Flynn's Taxonomy

Interactive Graph

Table of Contents

Flynn’s Taxonomy

It’s basically a categorization of different forms of parallel computing architectures.

  1. At level 1 you basically have single instruction single data stream. There’s a single instruction which acts on exactly one data element,
  2. Next up you have single instruction multiple data stream, this time around we have a single instruction acting on multiple data elements at the same time. The idea is to have a large set of registers on which we perform the same operation using larger “ALU’s” or SIMD units. GPU are also a good example.
  3. I won’t call this an upgrade but another alternative is multiple instruction single data stream. An example is pipeline architecture, although strictly speaking the data that passes through different stages of the pipeline does undergo changes.
  4. Last up is multiple instruction multiple data stream. Consider multiple cores acting asynchronously performing SIMD operations. That’s one such example. (Parallelism with OMP, Brent’s Theorem & Task Level Parallelism, etc.)

SIMD

simd-1

The idea here is to basically take multiple scalar instructions operating on adjacent pieces of memory and combine them into a single vector instruction which can apply the scalar operation element to element in a single instruction. In general SIMD operations have higher latency than their scalar counterparts but in exchange we get insane throughput. More on this in Vectorization & Analyzing Loop Dependencies.

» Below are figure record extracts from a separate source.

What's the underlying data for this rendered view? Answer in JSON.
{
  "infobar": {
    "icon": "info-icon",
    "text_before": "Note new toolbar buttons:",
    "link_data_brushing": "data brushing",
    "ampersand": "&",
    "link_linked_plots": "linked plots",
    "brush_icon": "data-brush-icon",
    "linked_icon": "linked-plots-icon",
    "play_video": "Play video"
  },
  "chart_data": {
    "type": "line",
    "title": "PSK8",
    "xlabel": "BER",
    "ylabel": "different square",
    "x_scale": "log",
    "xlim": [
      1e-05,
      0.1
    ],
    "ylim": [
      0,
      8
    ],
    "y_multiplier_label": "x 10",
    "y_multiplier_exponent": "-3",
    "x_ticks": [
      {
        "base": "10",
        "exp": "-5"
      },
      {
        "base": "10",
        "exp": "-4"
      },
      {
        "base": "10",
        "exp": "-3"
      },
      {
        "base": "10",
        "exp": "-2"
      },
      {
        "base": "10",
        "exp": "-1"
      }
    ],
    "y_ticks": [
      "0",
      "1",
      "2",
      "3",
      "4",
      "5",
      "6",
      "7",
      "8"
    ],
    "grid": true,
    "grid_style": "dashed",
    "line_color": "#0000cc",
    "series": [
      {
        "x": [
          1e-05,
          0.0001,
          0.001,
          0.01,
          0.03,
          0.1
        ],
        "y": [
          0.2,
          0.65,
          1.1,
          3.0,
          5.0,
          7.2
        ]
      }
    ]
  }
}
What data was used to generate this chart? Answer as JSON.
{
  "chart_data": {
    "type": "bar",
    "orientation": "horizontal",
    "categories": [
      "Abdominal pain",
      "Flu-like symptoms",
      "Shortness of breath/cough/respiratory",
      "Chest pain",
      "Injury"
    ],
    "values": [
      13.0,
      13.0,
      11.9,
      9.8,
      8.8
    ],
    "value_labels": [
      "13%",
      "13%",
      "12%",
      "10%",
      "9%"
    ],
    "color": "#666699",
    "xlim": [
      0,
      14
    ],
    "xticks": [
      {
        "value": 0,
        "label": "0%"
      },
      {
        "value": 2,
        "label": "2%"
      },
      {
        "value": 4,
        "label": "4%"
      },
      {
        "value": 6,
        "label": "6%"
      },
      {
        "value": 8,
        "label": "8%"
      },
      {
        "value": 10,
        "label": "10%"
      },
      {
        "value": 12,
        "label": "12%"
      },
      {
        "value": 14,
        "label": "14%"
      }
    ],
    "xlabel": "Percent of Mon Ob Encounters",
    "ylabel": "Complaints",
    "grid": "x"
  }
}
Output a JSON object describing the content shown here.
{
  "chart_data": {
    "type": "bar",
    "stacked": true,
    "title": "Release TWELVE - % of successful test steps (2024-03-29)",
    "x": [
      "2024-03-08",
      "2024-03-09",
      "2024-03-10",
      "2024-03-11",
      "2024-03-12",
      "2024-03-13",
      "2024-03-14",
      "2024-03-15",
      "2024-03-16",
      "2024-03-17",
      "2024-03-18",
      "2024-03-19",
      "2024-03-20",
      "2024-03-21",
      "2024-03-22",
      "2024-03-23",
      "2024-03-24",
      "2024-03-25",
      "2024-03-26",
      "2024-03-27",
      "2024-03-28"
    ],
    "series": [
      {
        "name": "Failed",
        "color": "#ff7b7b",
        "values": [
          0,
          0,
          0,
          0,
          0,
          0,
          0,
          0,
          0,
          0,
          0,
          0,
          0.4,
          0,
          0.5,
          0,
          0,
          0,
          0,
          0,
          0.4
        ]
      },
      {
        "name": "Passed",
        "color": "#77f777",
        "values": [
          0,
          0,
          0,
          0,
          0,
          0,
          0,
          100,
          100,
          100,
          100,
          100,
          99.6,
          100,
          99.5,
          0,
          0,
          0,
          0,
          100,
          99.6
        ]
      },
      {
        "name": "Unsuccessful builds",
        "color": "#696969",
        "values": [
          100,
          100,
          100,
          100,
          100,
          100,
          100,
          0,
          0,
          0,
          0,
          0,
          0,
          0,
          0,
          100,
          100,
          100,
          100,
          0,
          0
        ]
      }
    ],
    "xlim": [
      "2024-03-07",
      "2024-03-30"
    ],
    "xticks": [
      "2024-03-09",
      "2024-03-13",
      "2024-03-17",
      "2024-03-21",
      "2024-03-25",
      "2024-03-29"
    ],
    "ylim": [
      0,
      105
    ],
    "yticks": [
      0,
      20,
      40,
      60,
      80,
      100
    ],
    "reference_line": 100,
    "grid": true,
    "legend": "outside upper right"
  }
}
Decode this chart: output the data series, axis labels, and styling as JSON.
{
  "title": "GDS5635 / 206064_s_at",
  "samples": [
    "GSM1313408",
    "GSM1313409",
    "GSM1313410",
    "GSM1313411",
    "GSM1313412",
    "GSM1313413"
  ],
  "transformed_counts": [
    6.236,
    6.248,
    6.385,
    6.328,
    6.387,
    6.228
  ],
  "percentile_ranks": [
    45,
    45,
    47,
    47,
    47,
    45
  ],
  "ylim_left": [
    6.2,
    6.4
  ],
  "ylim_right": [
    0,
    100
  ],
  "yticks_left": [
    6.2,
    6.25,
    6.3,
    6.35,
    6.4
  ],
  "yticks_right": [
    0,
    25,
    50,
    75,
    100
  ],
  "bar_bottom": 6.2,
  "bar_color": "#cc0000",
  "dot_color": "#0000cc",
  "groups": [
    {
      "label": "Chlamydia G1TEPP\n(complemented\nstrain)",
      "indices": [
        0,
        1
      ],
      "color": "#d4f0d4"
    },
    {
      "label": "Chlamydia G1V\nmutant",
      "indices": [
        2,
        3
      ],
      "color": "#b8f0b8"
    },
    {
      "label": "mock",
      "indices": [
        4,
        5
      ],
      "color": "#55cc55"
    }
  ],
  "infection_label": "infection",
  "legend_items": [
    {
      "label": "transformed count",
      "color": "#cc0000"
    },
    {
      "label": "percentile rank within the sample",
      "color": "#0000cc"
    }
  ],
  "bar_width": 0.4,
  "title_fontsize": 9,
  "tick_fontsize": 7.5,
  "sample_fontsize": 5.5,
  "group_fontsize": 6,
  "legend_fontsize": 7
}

Intel’s intrinsics guide contains the detailed documentation for all the different SIMD architectures and their corresponding SIMD instructions. Instead of requiring us to write assembly Intel exposes the intrinsic API via these library functions and these library functions generate the corresponding assembly. https://docs.nvidia.com/cuda/parallel-thread-execution/index.html

SPMD

SPMD → Single program multiple data. Distributed computing sort of works on this idea. Tasks are split up and run simultaneously on multiple processors with different input in order to obtain results faster. Note that the two are not mutually exclusive. Map Reduce.

References

These notes are quite old, and I wasn’t rigorously collecting references back then. If any of the content used above belongs to you or someone you know, please let me know, and I’ll attribute it accordingly.